Mar 11, 2015

Back to the Casco Viejo

So after the usual slothful morning, we headed back into the Old Quarter again in the early afternoon to fill in the gaps we missed yesterday. This time the Metropolitan Cathedral was open in the Plaza de la Independencia - and a grand old dame she is.

On the other side of the plaza is the Museo de la Historia de la Panama. Once past the guard at the door, we found a door with a small sign indicating this was the museum, but it was locked. Back to the guard and she pointed to another closed and unmarked door beyond which was a tiny office crowded with two people and one spoke a little English.

We paid our $US1 each (!) and proceeded into a couple of woebegone rooms which nevertheless were still interesting for the historical bric-a-brac there - such as the roughly stitched flag cobbled together by the wife of the revolutionary leader who then became the first President, Manuel Amador; and a couple of videos showing the riots in 1964 when outraged Panamanian students scaled a fence to access the canal zone in protest over the right of the Panamanian flag to be flown alongside the U.S. flag (which had been agreed to by JFK but he died before his orders could be enacted).

After 3 days of fighting, 21 Panamanians and 4 US soldiers were killed. This became the trigger for Jimmy Carter signing a treaty in 1977 with the commander of the military junta Government, Torrijos, for the complete transfer of the canal to Panama by 1999. Torrijos died in 1981 in a mysterious plane crash.

This was the beginning of the military dictatorship under Noriega but his time was up by 1988 when US courts indicted him for drug trafficking.

Anyway, enough of Panamanian history! We then went on to Plaza Bolívar to buy the gelato we had tried for yesterday only to find the shop shut (cerrado). It was very yummy but I suddenly realized the Palacio Bolívar closed at 3:00 p.m. and it was now 10 to 3 so we dashed across the plaza to visit the huge inner courtyard, passing a posh chandelier at the entrance where the guard let us pass via a metal detector.

Our final task for the day was to visit the National Theatre which my notes said closed at 5:30 p.m. But it was firmly closed (as it had been yesterday). However, there was a side door open which I went in through and asked a guy leaning against a piano if we could enter.

The gist of it was that we couldn't - and my conversation in poor Spanish indicating that my notes said the place should be open met with responses from him and another more senior (it seemed) man suggested the place was not open today, and nor was it open manaña (tomorrow). Then a man who spoke very good English joined us and I explained how I had really hoped to see the bust of Margot Fonteyn in the foyer and he happily took us through the theatre. He explained he lived in the Canal Zone (he was a Zonian) and that he had picked up his English on the streets from the Americans living there. He was working at the theatre as a sound technician and they were setting up that afternoon for rehearsals to be held that night for a play starting on Thursday. He also took us up to the seats overlooking the stage from up high in the balconies. Wonderful!

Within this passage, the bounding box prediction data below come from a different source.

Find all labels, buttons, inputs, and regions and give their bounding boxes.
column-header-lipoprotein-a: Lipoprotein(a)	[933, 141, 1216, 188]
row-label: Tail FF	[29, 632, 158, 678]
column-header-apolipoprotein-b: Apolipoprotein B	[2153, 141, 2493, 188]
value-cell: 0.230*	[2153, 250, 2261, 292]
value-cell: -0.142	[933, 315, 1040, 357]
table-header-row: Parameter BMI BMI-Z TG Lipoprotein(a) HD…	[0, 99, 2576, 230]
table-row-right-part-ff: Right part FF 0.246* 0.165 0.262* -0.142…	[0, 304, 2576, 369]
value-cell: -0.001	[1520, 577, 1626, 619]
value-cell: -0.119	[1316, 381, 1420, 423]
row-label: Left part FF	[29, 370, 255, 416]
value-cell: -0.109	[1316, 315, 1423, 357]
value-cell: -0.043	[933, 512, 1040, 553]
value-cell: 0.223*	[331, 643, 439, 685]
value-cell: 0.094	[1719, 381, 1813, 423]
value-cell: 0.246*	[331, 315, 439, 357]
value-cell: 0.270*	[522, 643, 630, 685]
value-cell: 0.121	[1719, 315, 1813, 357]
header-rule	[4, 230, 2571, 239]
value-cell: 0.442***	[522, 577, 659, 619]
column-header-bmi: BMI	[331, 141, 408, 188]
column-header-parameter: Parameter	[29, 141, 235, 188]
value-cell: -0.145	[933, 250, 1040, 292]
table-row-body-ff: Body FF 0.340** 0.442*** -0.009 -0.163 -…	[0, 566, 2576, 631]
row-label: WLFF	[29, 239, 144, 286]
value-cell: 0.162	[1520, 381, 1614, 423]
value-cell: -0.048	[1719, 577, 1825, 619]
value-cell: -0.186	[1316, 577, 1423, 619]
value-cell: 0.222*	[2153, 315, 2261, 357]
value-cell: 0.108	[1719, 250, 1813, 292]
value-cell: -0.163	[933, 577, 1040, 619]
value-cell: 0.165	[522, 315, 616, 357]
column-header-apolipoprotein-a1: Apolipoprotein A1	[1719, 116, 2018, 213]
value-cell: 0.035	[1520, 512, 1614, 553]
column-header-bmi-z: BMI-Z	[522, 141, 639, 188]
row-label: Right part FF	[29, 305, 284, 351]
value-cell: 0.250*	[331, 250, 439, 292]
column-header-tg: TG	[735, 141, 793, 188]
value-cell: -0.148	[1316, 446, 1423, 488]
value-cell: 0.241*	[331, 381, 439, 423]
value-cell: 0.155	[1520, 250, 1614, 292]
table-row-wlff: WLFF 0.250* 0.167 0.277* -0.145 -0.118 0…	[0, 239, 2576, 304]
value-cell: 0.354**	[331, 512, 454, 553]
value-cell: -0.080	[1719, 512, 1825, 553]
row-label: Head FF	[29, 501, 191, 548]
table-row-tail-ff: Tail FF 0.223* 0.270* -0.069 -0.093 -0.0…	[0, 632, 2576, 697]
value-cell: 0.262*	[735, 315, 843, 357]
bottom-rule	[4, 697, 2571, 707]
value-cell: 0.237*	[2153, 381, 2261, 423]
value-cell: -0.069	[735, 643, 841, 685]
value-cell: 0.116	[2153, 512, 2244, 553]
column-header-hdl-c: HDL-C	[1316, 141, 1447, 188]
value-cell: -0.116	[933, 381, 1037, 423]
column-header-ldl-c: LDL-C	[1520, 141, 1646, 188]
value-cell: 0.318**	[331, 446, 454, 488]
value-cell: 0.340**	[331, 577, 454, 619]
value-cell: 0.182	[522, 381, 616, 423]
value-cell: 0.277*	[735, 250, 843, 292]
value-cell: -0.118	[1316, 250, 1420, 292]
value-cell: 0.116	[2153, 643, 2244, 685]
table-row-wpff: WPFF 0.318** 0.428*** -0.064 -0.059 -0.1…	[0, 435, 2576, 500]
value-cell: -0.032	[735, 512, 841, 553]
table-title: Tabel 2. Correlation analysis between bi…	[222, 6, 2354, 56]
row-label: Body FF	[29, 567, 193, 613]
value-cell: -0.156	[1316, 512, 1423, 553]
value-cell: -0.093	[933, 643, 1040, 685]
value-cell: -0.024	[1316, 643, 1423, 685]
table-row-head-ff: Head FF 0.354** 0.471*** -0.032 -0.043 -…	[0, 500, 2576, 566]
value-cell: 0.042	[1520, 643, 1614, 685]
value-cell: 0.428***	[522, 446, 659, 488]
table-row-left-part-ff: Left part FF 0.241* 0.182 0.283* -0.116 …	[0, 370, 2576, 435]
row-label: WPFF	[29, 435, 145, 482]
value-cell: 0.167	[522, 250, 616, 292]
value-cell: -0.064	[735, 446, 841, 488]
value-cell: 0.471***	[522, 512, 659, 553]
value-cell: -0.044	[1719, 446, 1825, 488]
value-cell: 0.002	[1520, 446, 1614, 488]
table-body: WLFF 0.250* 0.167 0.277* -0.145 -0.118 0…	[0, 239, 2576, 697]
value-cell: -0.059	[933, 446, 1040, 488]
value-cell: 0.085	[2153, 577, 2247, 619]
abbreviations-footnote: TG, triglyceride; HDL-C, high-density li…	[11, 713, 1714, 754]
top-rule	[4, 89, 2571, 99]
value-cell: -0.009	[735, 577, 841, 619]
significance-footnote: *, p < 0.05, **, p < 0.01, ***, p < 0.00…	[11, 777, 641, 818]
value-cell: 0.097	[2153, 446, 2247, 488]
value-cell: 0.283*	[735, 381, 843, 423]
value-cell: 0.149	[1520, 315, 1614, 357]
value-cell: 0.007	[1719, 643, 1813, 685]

We finished off the afternoon with a piña colada for me (and una cerveza for My Friend) sheltered from the hot sun under the shade of umbrellas at the Casablanca cafe and watched the world go by.

Evelio picked us up as organised and we told him how we had seen all the workers from the Government offices departing work at 3:30 p.m. and he was very scathing. "And they depart at 1:00 p.m. on Fridays", he said disgustedly. And in good English! [Kathryn said later that these workers start early at 7:30 a.m.]

I reflected as we were driven home out of the Casco Viejo through the gentrified area and then into the poorer slum areas how, while we sit drinking piña colados on a street corner, less than a kilometer away is the most abject poverty: rubbish everywhere, rundown homes and shops - absolutely breathtakingly poor.
There are reminders too of the US invasion. We are now talking about the time that Jimmy Carter signed the treaty in 1977 ceding the canal to Panama (on condition it would remain open to American shipping - of course!) but which also heralded the tyrannical reign by Noriega. However, he was decamped off to a US prison for 18 years, then to France where he copped another 7 years for murder and money laundering and then extradited to Panama to serve 20 years (so, despite his close relationship with George W. H. Bush and the CIA, he got well and truly 'stitched up'. Operation Nifty Package it was called. Hasta la vista!);  tensions brewed and the US launched an invasion (Operation Just Cause) at the end of 1989 which was roundly condemned internationally. There were many lives lost, mostly civilians.

We are staying in an exclusive suburb, Cardenas, which was a township in the old Panama Canal Zone; it was originally founded to house personnel in the US national aviation authority. It has a guard on the road leading in and we have our own driver (Evelio) who takes us back and forth - emphasising for me the gap between the well-off and the poor.